Is peer pressure influencing your OB?
Doctors' increasingly frequent decisions to induce labor instead of waiting for nature to take its course have played a significant role in the rise of preterm births over the past two decades, according to new research.
The practice of induction for any number of reasons even appears to be "socially contagious," says Michael Kramer, M.D., professor of pediatrics, epidemiology and biostatistics at McGill University in Montreal and the author of the study, published recently in BJOG: An International Journal of Obstetrics & Gynaecology.

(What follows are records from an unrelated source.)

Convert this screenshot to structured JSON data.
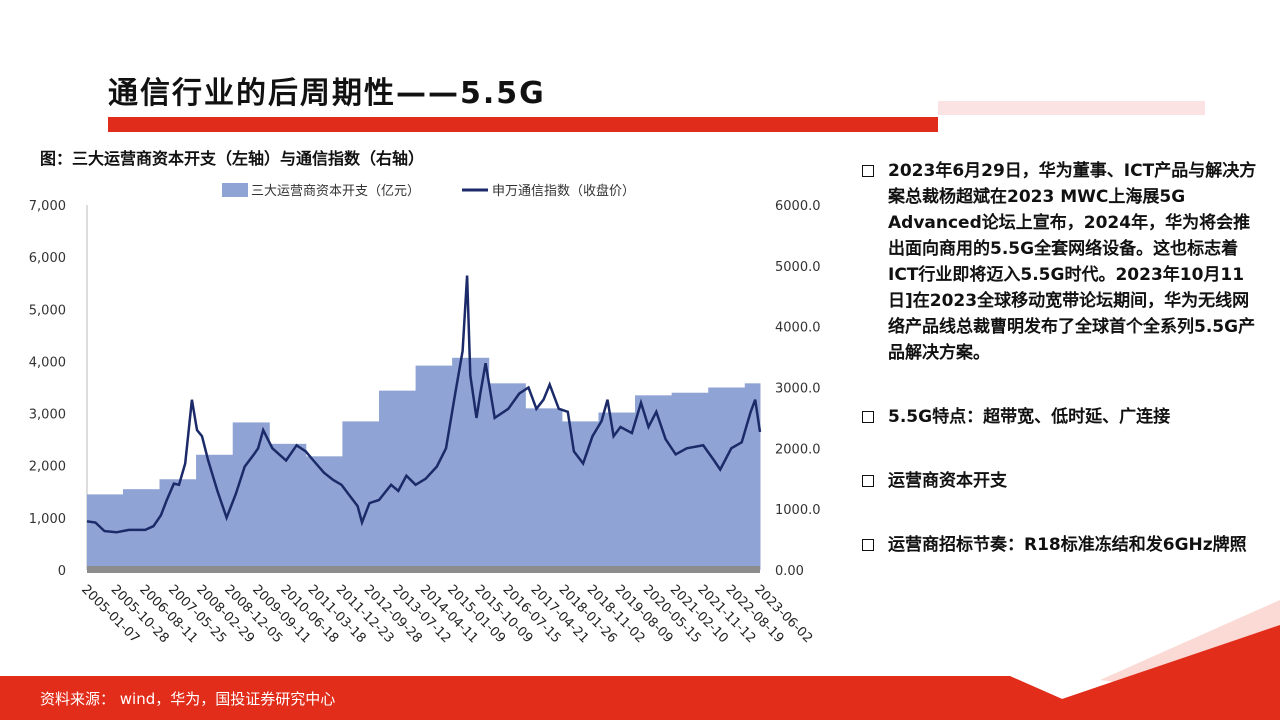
{
  "header": {
    "title": "通信行业的后周期性——5.5G"
  },
  "chart_data": {
    "type": "bar-line",
    "title": "图：三大运营商资本开支（左轴）与通信指数（右轴）",
    "xlim": [
      "2005-01-07",
      "2023-06-02"
    ],
    "xticks": [
      "2005-01-07",
      "2005-10-28",
      "2006-08-11",
      "2007-05-25",
      "2008-02-29",
      "2008-12-05",
      "2009-09-11",
      "2010-06-18",
      "2011-03-18",
      "2011-12-23",
      "2012-09-28",
      "2013-07-12",
      "2014-04-11",
      "2015-01-09",
      "2015-10-09",
      "2016-07-15",
      "2017-04-21",
      "2018-01-26",
      "2018-11-02",
      "2019-08-09",
      "2020-05-15",
      "2021-02-10",
      "2021-11-12",
      "2022-08-19",
      "2023-06-02"
    ],
    "ylim": [
      0,
      7000
    ],
    "yticks": [
      0,
      {
        "value": 1000,
        "label": "1,000"
      },
      {
        "value": 2000,
        "label": "2,000"
      },
      {
        "value": 3000,
        "label": "3,000"
      },
      {
        "value": 4000,
        "label": "4,000"
      },
      {
        "value": 5000,
        "label": "5,000"
      },
      {
        "value": 6000,
        "label": "6,000"
      },
      {
        "value": 7000,
        "label": "7,000"
      }
    ],
    "y2lim": [
      0,
      6000
    ],
    "y2ticks": [
      {
        "value": 0,
        "label": "0.00"
      },
      {
        "value": 1000,
        "label": "1000.00"
      },
      {
        "value": 2000,
        "label": "2000.00"
      },
      {
        "value": 3000,
        "label": "3000.00"
      },
      {
        "value": 4000,
        "label": "4000.00"
      },
      {
        "value": 5000,
        "label": "5000.00"
      },
      {
        "value": 6000,
        "label": "6000.00"
      }
    ],
    "series": [
      {
        "name": "三大运营商资本开支（亿元）",
        "type": "step-area",
        "color": "#8fa4d4",
        "x": [
          "2005-01-07",
          "2006-01-01",
          "2007-01-01",
          "2008-01-01",
          "2009-01-01",
          "2010-01-01",
          "2011-01-01",
          "2012-01-01",
          "2013-01-01",
          "2014-01-01",
          "2015-01-01",
          "2016-01-01",
          "2017-01-01",
          "2018-01-01",
          "2019-01-01",
          "2020-01-01",
          "2021-01-01",
          "2022-01-01",
          "2023-01-01"
        ],
        "values": [
          1450,
          1550,
          1740,
          2210,
          2830,
          2420,
          2180,
          2850,
          3440,
          3920,
          4070,
          3580,
          3100,
          2850,
          3020,
          3350,
          3400,
          3500,
          3580
        ]
      },
      {
        "name": "申万通信指数（收盘价）",
        "type": "line",
        "color": "#1b2a68",
        "axis": "y2",
        "x": [
          "2005-01-07",
          "2005-04-01",
          "2005-07-01",
          "2005-10-28",
          "2006-03-01",
          "2006-08-11",
          "2006-11-01",
          "2007-01-15",
          "2007-03-15",
          "2007-05-25",
          "2007-07-15",
          "2007-09-15",
          "2007-11-20",
          "2008-01-10",
          "2008-02-29",
          "2008-05-01",
          "2008-08-01",
          "2008-11-01",
          "2009-02-01",
          "2009-05-01",
          "2009-08-01",
          "2009-09-11",
          "2009-11-01",
          "2010-02-01",
          "2010-06-18",
          "2010-10-01",
          "2011-01-01",
          "2011-03-18",
          "2011-07-01",
          "2011-10-01",
          "2011-12-23",
          "2012-03-01",
          "2012-06-01",
          "2012-07-15",
          "2012-09-28",
          "2013-01-01",
          "2013-05-01",
          "2013-07-12",
          "2013-10-01",
          "2014-01-01",
          "2014-04-11",
          "2014-08-01",
          "2014-11-01",
          "2015-02-01",
          "2015-04-15",
          "2015-05-30",
          "2015-07-01",
          "2015-09-01",
          "2015-10-09",
          "2015-12-01",
          "2016-03-01",
          "2016-07-15",
          "2016-11-01",
          "2017-02-01",
          "2017-04-21",
          "2017-07-01",
          "2017-09-01",
          "2017-12-01",
          "2018-03-01",
          "2018-05-01",
          "2018-08-01",
          "2018-11-02",
          "2019-02-01",
          "2019-04-01",
          "2019-06-01",
          "2019-08-09",
          "2019-12-01",
          "2020-03-01",
          "2020-05-15",
          "2020-08-01",
          "2020-11-01",
          "2021-02-10",
          "2021-06-01",
          "2021-11-12",
          "2022-03-01",
          "2022-05-01",
          "2022-08-19",
          "2022-12-01",
          "2023-03-01",
          "2023-04-15",
          "2023-06-02"
        ],
        "values": [
          800,
          780,
          640,
          620,
          660,
          660,
          720,
          900,
          1150,
          1420,
          1400,
          1750,
          2800,
          2300,
          2200,
          1800,
          1300,
          860,
          1250,
          1700,
          1900,
          2000,
          2300,
          2000,
          1800,
          2050,
          1950,
          1800,
          1600,
          1480,
          1400,
          1250,
          1050,
          780,
          1100,
          1150,
          1400,
          1300,
          1550,
          1400,
          1500,
          1700,
          2000,
          2900,
          3600,
          4840,
          3200,
          2500,
          2900,
          3400,
          2500,
          2650,
          2900,
          3000,
          2650,
          2800,
          3050,
          2650,
          2600,
          1950,
          1750,
          2200,
          2450,
          2800,
          2200,
          2350,
          2250,
          2750,
          2350,
          2600,
          2150,
          1900,
          2000,
          2050,
          1800,
          1650,
          2000,
          2100,
          2600,
          2800,
          2270
        ]
      }
    ]
  },
  "bullets": [
    "2023年6月29日，华为董事、ICT产品与解决方案总裁杨超斌在2023 MWC上海展5G Advanced论坛上宣布，2024年，华为将会推出面向商用的5.5G全套网络设备。这也标志着ICT行业即将迈入5.5G时代。2023年10月11日]在2023全球移动宽带论坛期间，华为无线网络产品线总裁曹明发布了全球首个全系列5.5G产品解决方案。",
    "5.5G特点：超带宽、低时延、广连接",
    "运营商资本开支",
    "运营商招标节奏：R18标准冻结和发6GHz牌照"
  ],
  "footer": {
    "source": "资料来源： wind，华为，国投证券研究中心"
  }
}
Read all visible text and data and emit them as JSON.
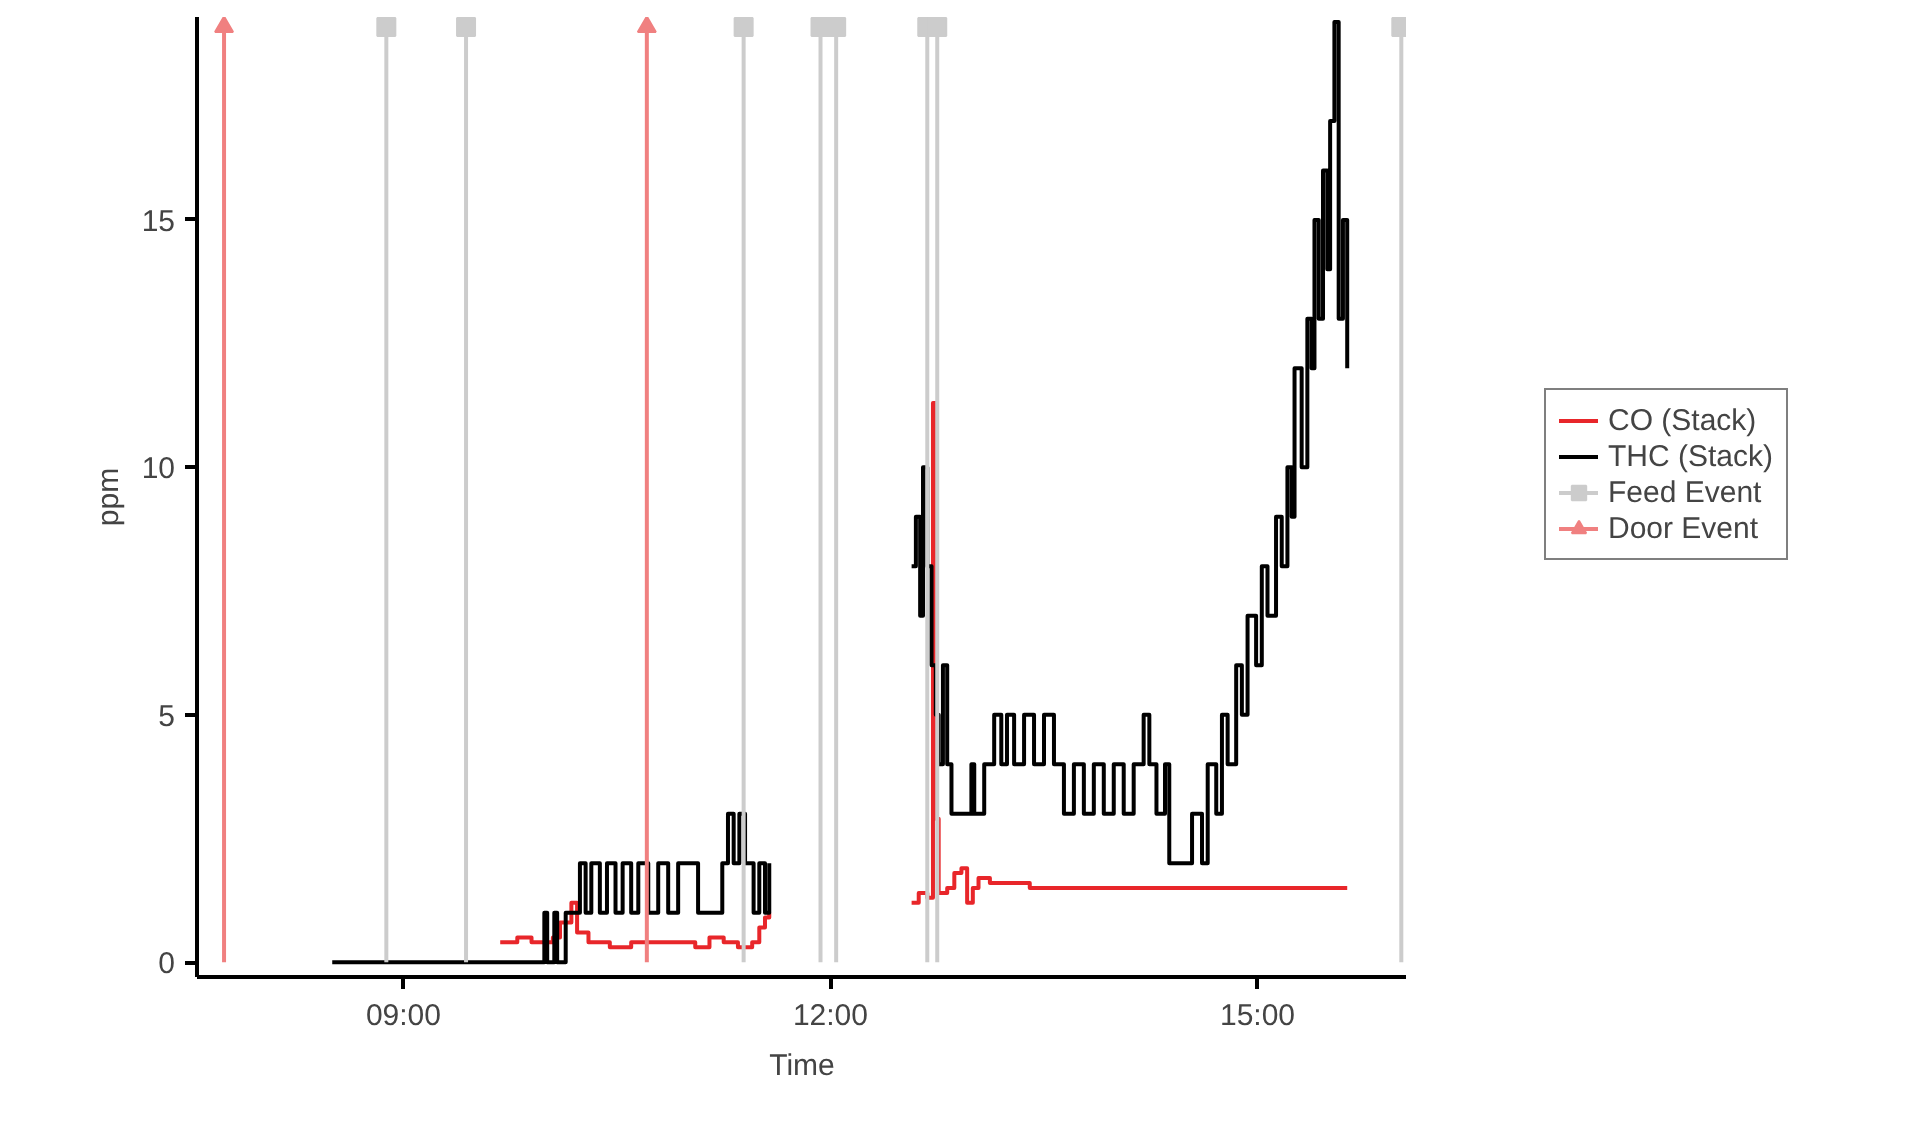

While doctors might believe they're erring on the side of caution, it's possible that they're being swept into a social phenomenon. In other words, if a doctor's colleagues are quick to induce labor, the practice seems more acceptable and reasonable.
"People tend to copy and emulate the leaders in their field," Kramer explains. "But there isn't very good evidence that doctors who are more likely to induce labor have better outcomes in terms of the health of the mother and child."
Preterm birth rates in the United States rose by 30 percent between 1992 and 2006. Much of that increase was in preterm births that occur between 34 weeks and 36 weeks. Meanwhile, the rate of medically induced labors nearly doubled during this period.
Even though many inductions are being done only two to three weeks before women's due dates, they're not as harmless as previously thought: Research now shows that birth even one or two weeks early can increase the risk of complications and developmental delays. Preterm babies' organs are not fully developed, so respiratory and digestive tract complications can arise early in life.
Preterm births between 34 weeks and 36 weeks raise the risk of jaundice, hypoglycemia, respiratory distress and even death among newborns, as well as an increased risk of needing intravenous feeding and a longer hospital stay than normal. Later in life, according to numerous studies, these babies have been shown to have lower academic test scores and more behavioral problems compared with children born at full term.
"The vast majority of inductions are done because the fetus is not growing well in utero, the mother has difficulty controlling diabetes or high blood pressure or the mother is sensing that the fetal movements are reduced and there is fear of a stillbirth," Kramer says. "But there isn't clear evidence that inducing labor early resolves problems or improves anything."
The American College of Obstetricians and Gynecologists has identified specific conditions in which labor should be induced before 39 weeks, including preeclampsia, eclampsia and premature rupture of membranes. But as recognition of the risks associated with preterm births sinks in, some hospitals are implementing new detailed guidelines for doctors to assess medical need before inducing.
In Ohio, for example, the Central Ohio Hospital Council has reduced preterm rates by identifying women at higher risk, such as older or low-income women, and pairing them with a nurse who makes weekly home visits during the latter half of the pregnancy to check on them and address their concerns. And, Kramer notes, "They have been successful without any obvious adverse effects."